Manias para viajar de avião

“Sabe, eu rodo tanto pelo mundo que tenho uma mania ao viajar de avião”, disse-me o passageiro que sentava ao meu lado durante um voo. Ele é desses viajados, com mais de um milhão de pontos em programa de milhagem. Vidrado em aviação, compra a passagem com base no modelo da aeronave em que quer voar e paga o preço que for para reservar o assento que deseja. Na realidade, não faz a mínima diferença se é um turista que já saiu do Brasil centenas de vezes ou se é um que está na segunda ou terceira jornada.

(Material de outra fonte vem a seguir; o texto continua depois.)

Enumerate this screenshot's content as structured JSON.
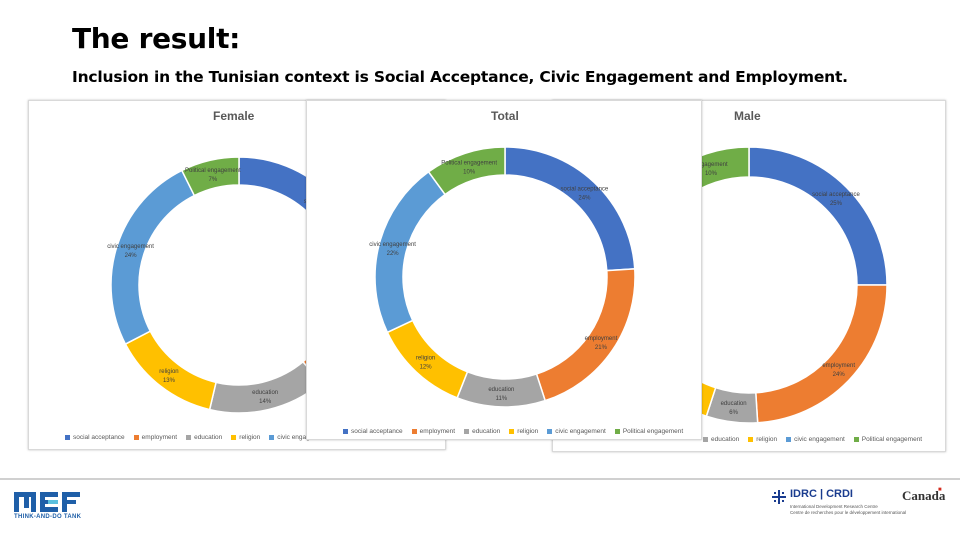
{
  "slide": {
    "title": "The result:",
    "subtitle": "Inclusion in the Tunisian context is Social Acceptance, Civic Engagement and Employment."
  },
  "chart_data": [
    {
      "id": "female",
      "type": "pie",
      "variant": "donut",
      "title": "Female",
      "categories": [
        "social acceptance",
        "employment",
        "education",
        "religion",
        "civic engagement",
        "Political engagement"
      ],
      "values": [
        24,
        13,
        14,
        13,
        24,
        7
      ],
      "data_labels": [
        {
          "name": "social accep",
          "value": ""
        },
        {
          "name": "",
          "value": ""
        },
        {
          "name": "education",
          "value": "14%"
        },
        {
          "name": "religion",
          "value": "13%"
        },
        {
          "name": "civic engagement",
          "value": "24%"
        },
        {
          "name": "Political engagement",
          "value": "7%"
        }
      ],
      "legend": [
        "social acceptance",
        "employment",
        "education",
        "religion",
        "civic engag"
      ],
      "legend_position": "bottom"
    },
    {
      "id": "male",
      "type": "pie",
      "variant": "donut",
      "title": "Male",
      "categories": [
        "social acceptance",
        "employment",
        "education",
        "religion",
        "civic engagement",
        "Political engagement"
      ],
      "values": [
        25,
        24,
        6,
        10,
        25,
        10
      ],
      "data_labels": [
        {
          "name": "social acceptance",
          "value": "25%"
        },
        {
          "name": "employment",
          "value": "24%"
        },
        {
          "name": "education",
          "value": "6%"
        },
        {
          "name": "",
          "value": ""
        },
        {
          "name": "",
          "value": ""
        },
        {
          "name": "engagement",
          "value": "10%"
        }
      ],
      "legend": [
        "education",
        "religion",
        "civic engagement",
        "Political engagement"
      ],
      "legend_position": "bottom"
    },
    {
      "id": "total",
      "type": "pie",
      "variant": "donut",
      "title": "Total",
      "categories": [
        "social acceptance",
        "employment",
        "education",
        "religion",
        "civic engagement",
        "Political engagement"
      ],
      "values": [
        24,
        21,
        11,
        12,
        22,
        10
      ],
      "data_labels": [
        {
          "name": "social acceptance",
          "value": "24%"
        },
        {
          "name": "employment",
          "value": "21%"
        },
        {
          "name": "education",
          "value": "11%"
        },
        {
          "name": "religion",
          "value": "12%"
        },
        {
          "name": "civic engagement",
          "value": "22%"
        },
        {
          "name": "Political engagement",
          "value": "10%"
        }
      ],
      "legend": [
        "social acceptance",
        "employment",
        "education",
        "religion",
        "civic engagement",
        "Political engagement"
      ],
      "legend_position": "bottom"
    }
  ],
  "colors": {
    "social acceptance": "#4472C4",
    "employment": "#ED7D31",
    "education": "#A5A5A5",
    "religion": "#FFC000",
    "civic engagement": "#5B9BD5",
    "Political engagement": "#70AD47"
  },
  "footer": {
    "mef_logo_text": "MEF",
    "mef_tagline": "THINK-AND-DO TANK",
    "idrc_text": "IDRC | CRDI",
    "idrc_small_1": "International Development Research Centre",
    "idrc_small_2": "Centre de recherches pour le développement international",
    "canada_text": "Canada"
  }
}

Todo mundo tem uma mania quando se trata de andar nesse grandalhão voador.

Tudo começa já no check-in, quando o atendente questiona se a preferência é por janela ou corredor. Seja qual for a parte do globo, pode ser em Washington ou Bangladesh, a tal pergunta é feita como se o anormal fosse não ter uma predileção. E os motivos para selecionar esta e não aquela outra poltrona podem ser esdrúxulos.

Enquanto uns escolhem ir ao lado da janela pelo simples fato de poder mirar do alto o cenário que ainda será desbravado, um outro, mais medroso, prefere esse assento para se sentir seguro acompanhando a quantidade de nuvens, a visibilidade do piloto e os movimentos da aeronave. Já eu faço parte do grupo dos que preferem a poltrona próxima do corredor. O motivo é que assim tenho espaço em um dos lados para viajar por horas na posição que é minha mania: sentar com as pernas cruzadas, estilo “perna de índio”. Quanto à cadeira do meio… bem, essa nunca vi ser a escolha de ninguém. Então, o coitado para o qual restou voar nesse lugar diz que, por estar prejudicado, uma etiqueta aérea para bom comportamento em pleno ar manda que ele ao menos possa ficar com os dois apoios de braços.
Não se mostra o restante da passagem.